甘棠驿。
这地方与其说是驿站,不如说是一座建在乱葬岗上的鬼屋。
马车还没停稳,一股子腐烂木头混合着陈年霉味的恶心气味,就顺着车窗缝钻了进来。
驿站孤零零地立在荒野之中,周围是几棵歪脖子老槐树,树杈上蹲满了黑漆漆的乌鸦。
“呱——呱——”
那叫声,在青天白日下听着,都像是死人在催命。
“我靠,这地方也太他妈邪乎了。
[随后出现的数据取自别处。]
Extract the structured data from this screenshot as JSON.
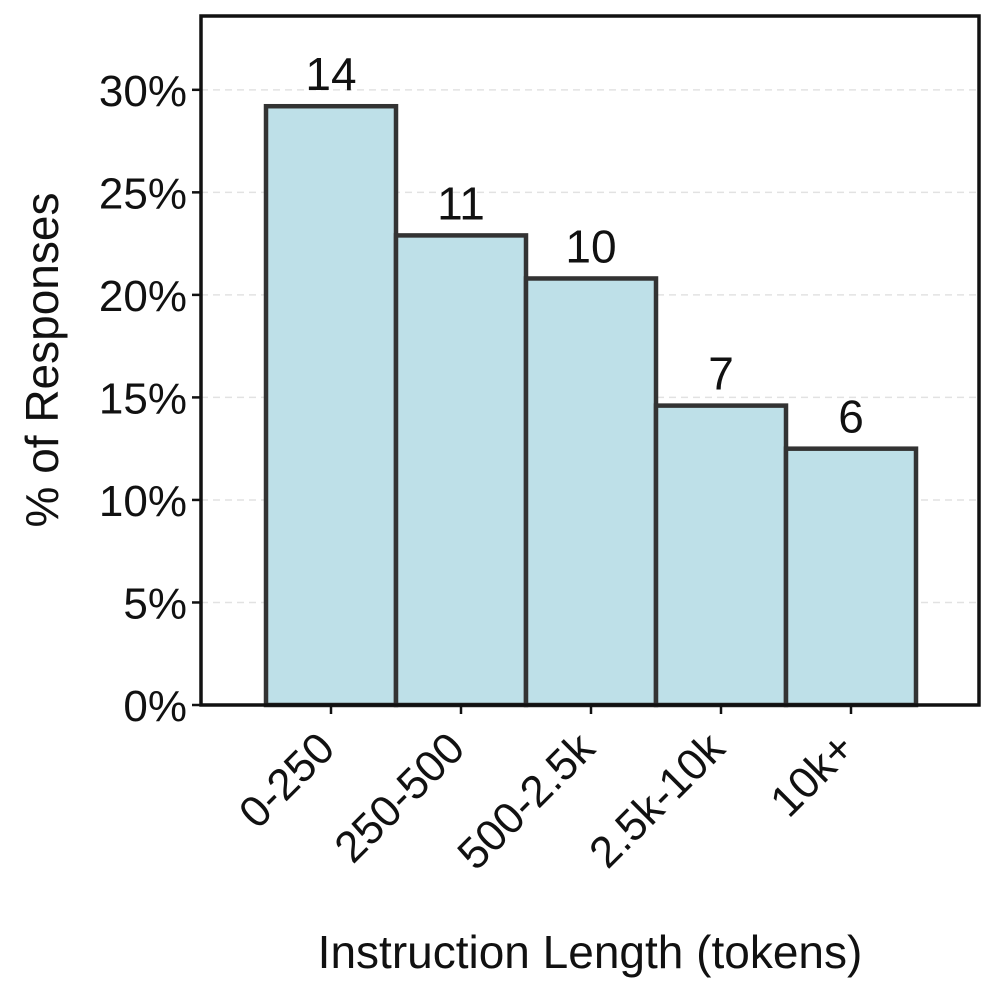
{
  "chart_data": {
    "type": "bar",
    "categories": [
      "0-250",
      "250-500",
      "500-2.5k",
      "2.5k-10k",
      "10k+"
    ],
    "values": [
      29.2,
      22.9,
      20.8,
      14.6,
      12.5
    ],
    "counts": [
      "14",
      "11",
      "10",
      "7",
      "6"
    ],
    "xlabel": "Instruction Length (tokens)",
    "ylabel": "% of Responses",
    "ylim": [
      0,
      33.6
    ],
    "yticks": [
      0,
      5,
      10,
      15,
      20,
      25,
      30
    ],
    "ytick_labels": [
      "0%",
      "5%",
      "10%",
      "15%",
      "20%",
      "25%",
      "30%"
    ],
    "grid": "horizontal dashed",
    "colors": {
      "bar_fill": "#bee0e8",
      "bar_edge": "#333333",
      "grid": "#e2e2e2",
      "axis": "#111111"
    }
  }
}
”
卢凌风刚跳下马车,就感觉后脖颈子一阵发凉,忍不住骂了一句。
苏无名脸色凝重,拔步就往驿站大门走。
林萧最后一个下车,他环视四周,嘴角却勾起一抹不易察觉的弧度。
有意思。
这地方的阴气,浓得都快凝成水了。
驿站的大门虚掩着,推开时发出“嘎吱”一声,像是老人的呻吟,能把人牙都酸掉。
一个瘸着腿的中年男人,正拄着一根脏兮兮的拐杖,在柜台后面慢悠悠地擦着一个满是缺口的陶碗。
他听见动静,抬起头,浑浊的眼睛在三人身上扫了一圈。
那眼神,没有半点平民见到官差的敬畏和恐惧。
反而,带着一丝看好戏的冷笑和麻木。
这人,就是驿卒,刘十八。
苏无名亮出大理寺的腰牌,沉声道:“我们是大理寺的,奉命前来调查南州李参军暴毙一案。”
“昨夜,你可曾听到或看到什么异常?”
刘十八放下手里的破碗,眼皮都没抬一下,声音沙哑得像是两块破铁在摩擦。
“回官爷的话,没有。”
“昨晚草民在后院喂马,后来就睡下了。”
“这驿站破,风大,夜里鬼哭狼嚎的,啥动静都有,也分不清哪个是人叫,哪个是风吹。”
他这一套说辞,对答如流,滴水不漏。
典型的老油条,一问三不知。
卢凌风的火气“噌”的一下就上来了!
他上前一步,一把揪住刘十八那满是油污的衣领,将他半个身子都提了起来,恶狠狠地低吼道:
“老东西!你他妈给老子老实点!”
“李大人可是朝廷命官!死在你的地盘上,你敢说你什么都不知道?”
“再敢耍滑头,信不信老子现在就把你带回大理寺,让你尝尝什么叫全套大刑!”
卢凌风面目狰狞,手臂上的青筋都爆了出来。
换做任何一个普通老百姓,早就吓得屁滚尿流,跪地求饶了。
可这个刘十八,脸上竟然没有丝毫惧色!
他甚至还把脖子往前一梗,那双浑浊的眼睛直勾勾地盯着卢凌风,嘴角咧开一个嘲讽的弧度。
“官爷,草民说的句句都是实话。”
“您要是想屈打成招,草民也没办法。”
“反正我这条烂命,早就活够了,不值钱。”
“您请便。”
那副死猪不怕开水烫的无赖模样,差点把卢凌风当场气得脑溢血!
“你找死!”
“住手!”
苏无名及时出声喝止,将卢凌风拉了回来。
“跟他置气没用,先进去看看现场。”
卢凌风狠狠地瞪了刘十八一眼,只能憋着一肚子火,不甘心地松开了手。